The practice of DR revolves around events that are serious in nature. These events are often thought of in terms of natural disasters, but they can also be caused by systems or technical failure, human errors, or intentional attacks. These events are significant enough to disrupt or completely stop critical business operations for a period of time. Types of disasters include the following:

Why is disaster recovery important?

Disasters can inflict damage with varying levels of severity, depending on the scenario. A brief network outage could result in frustrated customers and some loss of business to an e-commerce system. A hurricane or tornado could destroy an entire manufacturing facility, data center or office.

An effective disaster recovery plan lets organizations respond promptly to disruptive events, offering the following benefits in return:

DR initiatives are more attainable by businesses of all sizes today due to widespread cloud adoption and the high availability of virtualization technologies that make backup and replication easier. However, much of the terminology and best practices developed for DR were based on enterprise efforts to re-create large-scale physical data centers. This involved plans to transfer, or fail over, workloads from a primary data center to a secondary location or DR site to restore data and operations.

What is the difference between disaster recovery and business continuity?

On a practical level, DR and business continuity are often combined into a single corporate initiative and even abbreviated together as BCDR, but they aren't the same thing. While the two disciplines have similar goals relating to an organization's resilience, they differ greatly in scope.

BC is a proactive discipline intended to minimize risk and help ensure the business can continue to deliver its products and services no matter the circumstances. It focuses especially on how employees continue to work and how the business continues operations while a disaster is occurring. BC is also closely related to business resilience, crisis management and risk management, but each of these disciplines has different goals and parameters.

DR is a subset of business continuity that focuses on the IT systems that enable business functions. It addresses the specific steps an organization must take to resume technology operations following an event. DR is also a reactive process by nature. While planning for it must be done in advance, DR activity isn't kicked off until a disaster actually occurs.

Elements of a disaster recovery strategy

Organizations should consider several factors while developing a disaster recovery strategy. Common elements of a DR strategy include the following:

Risk analysis

Risk analysis or risk assessment is an evaluation of all the potential risks the business could face, as well as their outcomes. Risks can vary greatly depending on the industry the organization is in and its geographic location. The assessment should identify potential hazards, determine whom or what these hazards would harm, and use the findings to create procedures that take these risks into account.

Business impact analysis

A business impact analysis (BIA) evaluates the effects of the identified risks on business operations. A BIA can help predict and quantify costs, both financial and nonfinancial. It also examines the effects of different disasters on an organization's safety, finances, marketing, business reputation, legal compliance and quality assurance.

Understanding the difference between risk analysis and BIA and conducting the assessments can also help an organization define its goals when it comes to data protection and the need for backup. Organizations generally quantify these using measurements called recovery point objective (RPO) and recovery time objective (RTO).

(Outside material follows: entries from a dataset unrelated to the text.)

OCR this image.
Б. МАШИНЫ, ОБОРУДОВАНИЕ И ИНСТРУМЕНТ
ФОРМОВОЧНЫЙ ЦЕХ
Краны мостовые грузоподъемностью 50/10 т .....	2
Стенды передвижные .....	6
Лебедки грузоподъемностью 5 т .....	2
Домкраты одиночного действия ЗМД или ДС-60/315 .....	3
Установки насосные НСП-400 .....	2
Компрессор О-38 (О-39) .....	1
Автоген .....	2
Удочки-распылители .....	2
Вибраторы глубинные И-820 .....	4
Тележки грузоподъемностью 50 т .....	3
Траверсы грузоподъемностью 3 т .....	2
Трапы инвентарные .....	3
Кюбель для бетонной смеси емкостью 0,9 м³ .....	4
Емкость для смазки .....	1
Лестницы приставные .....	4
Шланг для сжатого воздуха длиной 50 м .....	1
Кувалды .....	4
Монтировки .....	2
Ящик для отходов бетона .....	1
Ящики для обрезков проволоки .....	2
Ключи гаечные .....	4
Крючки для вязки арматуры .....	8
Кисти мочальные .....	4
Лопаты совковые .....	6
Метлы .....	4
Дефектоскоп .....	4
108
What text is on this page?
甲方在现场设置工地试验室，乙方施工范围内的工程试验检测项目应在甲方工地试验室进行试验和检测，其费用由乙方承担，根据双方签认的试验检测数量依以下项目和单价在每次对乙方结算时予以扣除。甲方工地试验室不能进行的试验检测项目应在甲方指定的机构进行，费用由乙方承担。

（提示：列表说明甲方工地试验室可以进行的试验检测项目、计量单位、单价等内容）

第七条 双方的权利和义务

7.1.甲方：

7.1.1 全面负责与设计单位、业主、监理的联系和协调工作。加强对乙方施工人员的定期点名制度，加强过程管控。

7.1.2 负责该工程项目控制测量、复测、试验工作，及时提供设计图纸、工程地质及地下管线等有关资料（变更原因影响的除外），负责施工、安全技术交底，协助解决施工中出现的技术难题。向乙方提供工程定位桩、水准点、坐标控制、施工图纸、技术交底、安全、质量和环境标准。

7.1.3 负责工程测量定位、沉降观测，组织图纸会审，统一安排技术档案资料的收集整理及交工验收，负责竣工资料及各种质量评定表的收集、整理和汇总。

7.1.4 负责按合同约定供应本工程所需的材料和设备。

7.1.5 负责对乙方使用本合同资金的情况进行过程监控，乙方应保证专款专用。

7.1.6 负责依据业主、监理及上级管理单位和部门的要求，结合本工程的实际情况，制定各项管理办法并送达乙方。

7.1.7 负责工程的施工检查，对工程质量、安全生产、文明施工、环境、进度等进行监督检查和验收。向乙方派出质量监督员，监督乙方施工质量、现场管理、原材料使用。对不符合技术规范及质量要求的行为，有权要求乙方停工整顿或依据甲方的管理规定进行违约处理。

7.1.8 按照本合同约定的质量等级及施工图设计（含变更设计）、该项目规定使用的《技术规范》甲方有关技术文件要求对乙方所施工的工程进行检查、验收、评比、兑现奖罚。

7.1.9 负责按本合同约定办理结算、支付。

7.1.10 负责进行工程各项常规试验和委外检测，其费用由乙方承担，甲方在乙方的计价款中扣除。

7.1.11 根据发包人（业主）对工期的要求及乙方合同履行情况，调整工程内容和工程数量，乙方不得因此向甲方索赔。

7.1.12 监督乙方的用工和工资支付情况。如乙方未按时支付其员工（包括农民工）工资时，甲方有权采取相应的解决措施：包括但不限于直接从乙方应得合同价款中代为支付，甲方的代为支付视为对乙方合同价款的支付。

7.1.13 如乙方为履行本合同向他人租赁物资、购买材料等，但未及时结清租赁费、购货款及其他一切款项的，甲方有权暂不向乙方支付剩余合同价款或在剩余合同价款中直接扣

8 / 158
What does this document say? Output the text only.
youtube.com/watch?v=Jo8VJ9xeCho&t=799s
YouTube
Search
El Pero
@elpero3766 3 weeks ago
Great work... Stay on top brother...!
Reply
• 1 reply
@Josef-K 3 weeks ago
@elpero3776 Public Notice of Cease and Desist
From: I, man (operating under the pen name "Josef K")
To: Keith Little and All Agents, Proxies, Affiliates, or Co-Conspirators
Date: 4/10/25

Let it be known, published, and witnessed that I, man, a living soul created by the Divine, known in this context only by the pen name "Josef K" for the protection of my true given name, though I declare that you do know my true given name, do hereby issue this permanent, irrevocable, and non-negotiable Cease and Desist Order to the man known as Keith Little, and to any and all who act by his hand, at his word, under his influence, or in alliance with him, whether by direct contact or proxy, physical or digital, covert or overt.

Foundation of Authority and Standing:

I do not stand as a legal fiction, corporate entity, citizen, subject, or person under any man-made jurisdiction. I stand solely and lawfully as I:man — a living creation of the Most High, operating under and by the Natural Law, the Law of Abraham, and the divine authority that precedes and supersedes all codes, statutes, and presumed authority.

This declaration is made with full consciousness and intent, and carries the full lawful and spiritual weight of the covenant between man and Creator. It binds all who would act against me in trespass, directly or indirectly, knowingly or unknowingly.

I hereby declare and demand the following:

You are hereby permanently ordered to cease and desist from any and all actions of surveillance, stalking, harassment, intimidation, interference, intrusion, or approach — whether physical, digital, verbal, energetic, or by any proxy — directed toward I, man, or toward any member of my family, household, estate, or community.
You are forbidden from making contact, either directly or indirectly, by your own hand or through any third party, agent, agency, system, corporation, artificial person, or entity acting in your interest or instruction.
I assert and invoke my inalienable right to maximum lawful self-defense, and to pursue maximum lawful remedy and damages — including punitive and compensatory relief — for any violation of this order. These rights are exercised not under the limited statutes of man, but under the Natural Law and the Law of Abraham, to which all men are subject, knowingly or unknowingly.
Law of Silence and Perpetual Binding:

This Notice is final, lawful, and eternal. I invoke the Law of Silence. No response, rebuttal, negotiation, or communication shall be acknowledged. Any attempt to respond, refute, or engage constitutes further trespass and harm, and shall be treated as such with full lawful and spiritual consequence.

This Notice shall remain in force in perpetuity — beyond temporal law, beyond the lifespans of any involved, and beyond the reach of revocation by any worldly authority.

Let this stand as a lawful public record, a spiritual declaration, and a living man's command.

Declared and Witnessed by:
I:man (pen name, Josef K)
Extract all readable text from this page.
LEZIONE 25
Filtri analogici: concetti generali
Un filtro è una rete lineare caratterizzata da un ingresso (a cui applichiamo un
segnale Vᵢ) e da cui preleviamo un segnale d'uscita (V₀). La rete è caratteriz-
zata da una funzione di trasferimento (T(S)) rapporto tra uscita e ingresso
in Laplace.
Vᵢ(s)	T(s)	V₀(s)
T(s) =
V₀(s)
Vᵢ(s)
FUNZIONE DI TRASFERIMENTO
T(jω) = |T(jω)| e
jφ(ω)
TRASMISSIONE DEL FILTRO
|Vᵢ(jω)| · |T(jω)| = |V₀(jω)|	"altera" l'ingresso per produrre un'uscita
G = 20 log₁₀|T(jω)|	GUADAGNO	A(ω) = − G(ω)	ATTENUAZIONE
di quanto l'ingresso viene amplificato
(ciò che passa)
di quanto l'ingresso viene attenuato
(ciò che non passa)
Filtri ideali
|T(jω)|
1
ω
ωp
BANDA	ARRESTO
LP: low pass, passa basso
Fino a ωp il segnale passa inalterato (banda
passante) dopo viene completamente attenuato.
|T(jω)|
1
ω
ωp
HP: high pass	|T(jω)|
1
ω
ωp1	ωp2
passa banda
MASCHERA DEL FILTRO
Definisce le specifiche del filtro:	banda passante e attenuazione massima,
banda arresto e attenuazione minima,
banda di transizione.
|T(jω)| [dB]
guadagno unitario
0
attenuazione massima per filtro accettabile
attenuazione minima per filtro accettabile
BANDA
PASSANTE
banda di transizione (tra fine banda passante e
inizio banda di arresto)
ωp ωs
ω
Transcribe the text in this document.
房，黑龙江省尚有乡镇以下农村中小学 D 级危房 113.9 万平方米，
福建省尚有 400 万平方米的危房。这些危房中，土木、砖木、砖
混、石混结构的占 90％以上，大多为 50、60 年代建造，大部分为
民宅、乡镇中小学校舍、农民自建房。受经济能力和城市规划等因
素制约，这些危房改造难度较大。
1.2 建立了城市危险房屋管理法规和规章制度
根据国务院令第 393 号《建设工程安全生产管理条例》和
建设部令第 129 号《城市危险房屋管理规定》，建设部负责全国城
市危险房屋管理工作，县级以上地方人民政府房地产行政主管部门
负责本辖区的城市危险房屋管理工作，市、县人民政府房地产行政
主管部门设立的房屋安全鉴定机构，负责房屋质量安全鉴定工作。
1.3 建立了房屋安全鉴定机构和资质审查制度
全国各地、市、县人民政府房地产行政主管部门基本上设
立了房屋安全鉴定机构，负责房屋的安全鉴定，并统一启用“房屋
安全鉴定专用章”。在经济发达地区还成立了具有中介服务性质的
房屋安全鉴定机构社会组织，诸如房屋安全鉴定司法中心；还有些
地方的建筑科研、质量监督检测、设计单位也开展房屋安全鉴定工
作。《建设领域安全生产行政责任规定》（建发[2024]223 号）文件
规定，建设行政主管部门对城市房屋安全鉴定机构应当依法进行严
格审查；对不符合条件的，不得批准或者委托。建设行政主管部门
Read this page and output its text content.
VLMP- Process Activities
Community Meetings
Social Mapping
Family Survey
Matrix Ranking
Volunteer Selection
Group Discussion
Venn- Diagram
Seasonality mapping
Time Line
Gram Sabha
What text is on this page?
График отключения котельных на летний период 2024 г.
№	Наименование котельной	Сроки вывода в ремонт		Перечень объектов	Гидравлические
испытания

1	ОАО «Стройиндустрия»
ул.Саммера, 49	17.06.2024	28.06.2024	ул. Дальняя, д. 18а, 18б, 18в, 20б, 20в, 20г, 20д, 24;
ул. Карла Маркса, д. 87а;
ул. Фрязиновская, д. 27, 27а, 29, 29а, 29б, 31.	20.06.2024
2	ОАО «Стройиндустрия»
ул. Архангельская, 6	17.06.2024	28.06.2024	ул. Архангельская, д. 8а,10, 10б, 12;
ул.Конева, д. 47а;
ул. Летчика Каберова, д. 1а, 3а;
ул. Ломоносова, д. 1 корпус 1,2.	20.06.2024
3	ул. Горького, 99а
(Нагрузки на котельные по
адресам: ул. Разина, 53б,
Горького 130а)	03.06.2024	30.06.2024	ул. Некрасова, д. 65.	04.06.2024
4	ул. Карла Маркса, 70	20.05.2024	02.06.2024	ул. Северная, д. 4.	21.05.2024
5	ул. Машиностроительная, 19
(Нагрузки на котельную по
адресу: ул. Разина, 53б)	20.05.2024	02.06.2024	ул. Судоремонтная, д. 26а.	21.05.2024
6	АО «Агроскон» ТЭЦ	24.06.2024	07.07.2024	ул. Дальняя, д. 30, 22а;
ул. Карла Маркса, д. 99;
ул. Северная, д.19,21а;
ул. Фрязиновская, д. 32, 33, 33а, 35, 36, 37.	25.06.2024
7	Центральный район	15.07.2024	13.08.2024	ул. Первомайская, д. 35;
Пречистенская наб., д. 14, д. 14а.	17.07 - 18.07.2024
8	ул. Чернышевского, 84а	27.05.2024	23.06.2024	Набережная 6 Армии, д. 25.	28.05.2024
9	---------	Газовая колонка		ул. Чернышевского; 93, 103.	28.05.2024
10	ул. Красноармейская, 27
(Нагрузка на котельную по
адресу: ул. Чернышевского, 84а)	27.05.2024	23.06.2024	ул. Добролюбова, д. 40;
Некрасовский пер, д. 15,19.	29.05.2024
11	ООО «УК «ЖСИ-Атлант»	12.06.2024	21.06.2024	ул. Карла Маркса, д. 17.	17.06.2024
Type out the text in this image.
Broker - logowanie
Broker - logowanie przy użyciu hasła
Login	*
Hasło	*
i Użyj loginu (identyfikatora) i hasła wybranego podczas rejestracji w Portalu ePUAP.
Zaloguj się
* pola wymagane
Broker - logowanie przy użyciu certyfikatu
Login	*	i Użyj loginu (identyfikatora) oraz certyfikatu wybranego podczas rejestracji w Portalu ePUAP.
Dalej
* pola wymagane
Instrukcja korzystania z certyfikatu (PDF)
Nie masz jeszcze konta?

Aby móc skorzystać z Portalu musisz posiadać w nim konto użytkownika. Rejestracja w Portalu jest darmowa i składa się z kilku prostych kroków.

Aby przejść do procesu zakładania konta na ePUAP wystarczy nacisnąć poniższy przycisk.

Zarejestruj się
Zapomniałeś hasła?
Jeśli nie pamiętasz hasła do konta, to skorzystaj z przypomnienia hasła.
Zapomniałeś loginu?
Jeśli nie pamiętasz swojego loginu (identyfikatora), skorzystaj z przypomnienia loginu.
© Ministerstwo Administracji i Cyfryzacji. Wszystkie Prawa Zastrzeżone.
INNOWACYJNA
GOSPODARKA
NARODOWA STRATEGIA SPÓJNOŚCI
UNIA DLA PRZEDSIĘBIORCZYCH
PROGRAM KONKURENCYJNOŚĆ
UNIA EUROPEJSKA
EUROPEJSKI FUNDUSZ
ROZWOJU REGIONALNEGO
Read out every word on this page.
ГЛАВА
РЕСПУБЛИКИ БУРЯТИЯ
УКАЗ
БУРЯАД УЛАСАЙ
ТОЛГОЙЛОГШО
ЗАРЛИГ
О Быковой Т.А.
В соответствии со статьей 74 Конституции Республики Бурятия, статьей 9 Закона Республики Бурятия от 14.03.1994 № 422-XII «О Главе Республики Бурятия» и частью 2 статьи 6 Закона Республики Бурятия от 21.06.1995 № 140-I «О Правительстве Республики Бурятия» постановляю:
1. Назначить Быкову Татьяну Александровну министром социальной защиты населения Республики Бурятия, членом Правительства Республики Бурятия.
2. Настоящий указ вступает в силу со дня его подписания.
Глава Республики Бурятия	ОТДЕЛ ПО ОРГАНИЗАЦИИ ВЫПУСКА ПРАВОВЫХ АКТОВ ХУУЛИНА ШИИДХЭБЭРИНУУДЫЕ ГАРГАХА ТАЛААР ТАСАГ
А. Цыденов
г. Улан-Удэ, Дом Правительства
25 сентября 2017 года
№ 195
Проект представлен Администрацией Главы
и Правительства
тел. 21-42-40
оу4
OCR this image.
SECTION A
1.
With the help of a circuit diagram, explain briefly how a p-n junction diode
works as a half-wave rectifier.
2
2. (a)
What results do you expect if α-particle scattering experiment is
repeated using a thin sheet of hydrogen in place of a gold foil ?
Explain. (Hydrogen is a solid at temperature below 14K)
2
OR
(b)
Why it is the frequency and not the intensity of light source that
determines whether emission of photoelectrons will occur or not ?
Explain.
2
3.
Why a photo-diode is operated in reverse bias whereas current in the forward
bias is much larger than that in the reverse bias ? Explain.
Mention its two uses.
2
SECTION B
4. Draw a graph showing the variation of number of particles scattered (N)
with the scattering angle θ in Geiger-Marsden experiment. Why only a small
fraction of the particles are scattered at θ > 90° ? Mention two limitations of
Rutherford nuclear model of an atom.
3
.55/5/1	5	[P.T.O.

RPO and RTO are both important elements in disaster recovery, but the metrics have different uses. RPO is acted on before a disruptive event takes place to ensure data is backed up, while RTO comes into play after an event occurs.

Incident response

This encompasses detecting, containing, analyzing and resolving a disruptive event. Incident response includes activating the disaster recovery plan, evaluating the incident's scope and effect, executing the recovery strategy, restoring normal operations and deactivating the plan. To maintain accountability and promote ongoing improvement, it's also essential to record and report incident response actions and results.

The components of a DR strategy can vary depending on the size, industry and particular demands of an organization. Therefore, these plans should be customized to meet the unique requirements of each business.

What's in a disaster recovery plan?

Once an organization has thoroughly reviewed its risk factors, recovery goals and technology environment, it can write a disaster recovery plan. The DR plan is the formal document that specifies these elements and outlines how the organization will respond when disruption or disaster occurs. The plan details recovery goals including RTO and RPO, as well as the steps the organization will take to minimize the effects of the disaster.

The components of a DR plan should include the following:

An organization should consider its DR plan a living document. It should schedule regular disaster recovery testing to ensure the plan is accurate and will work when a recovery is required. The plan should also be evaluated against consistent criteria whenever there are changes in the business or IT systems that could affect disaster recovery.

Disaster recovery sites

An organization uses a DR site to recover and restore its data, technology infrastructure and operations when its primary data center is unavailable. DR sites can be internal, external or cloud-based.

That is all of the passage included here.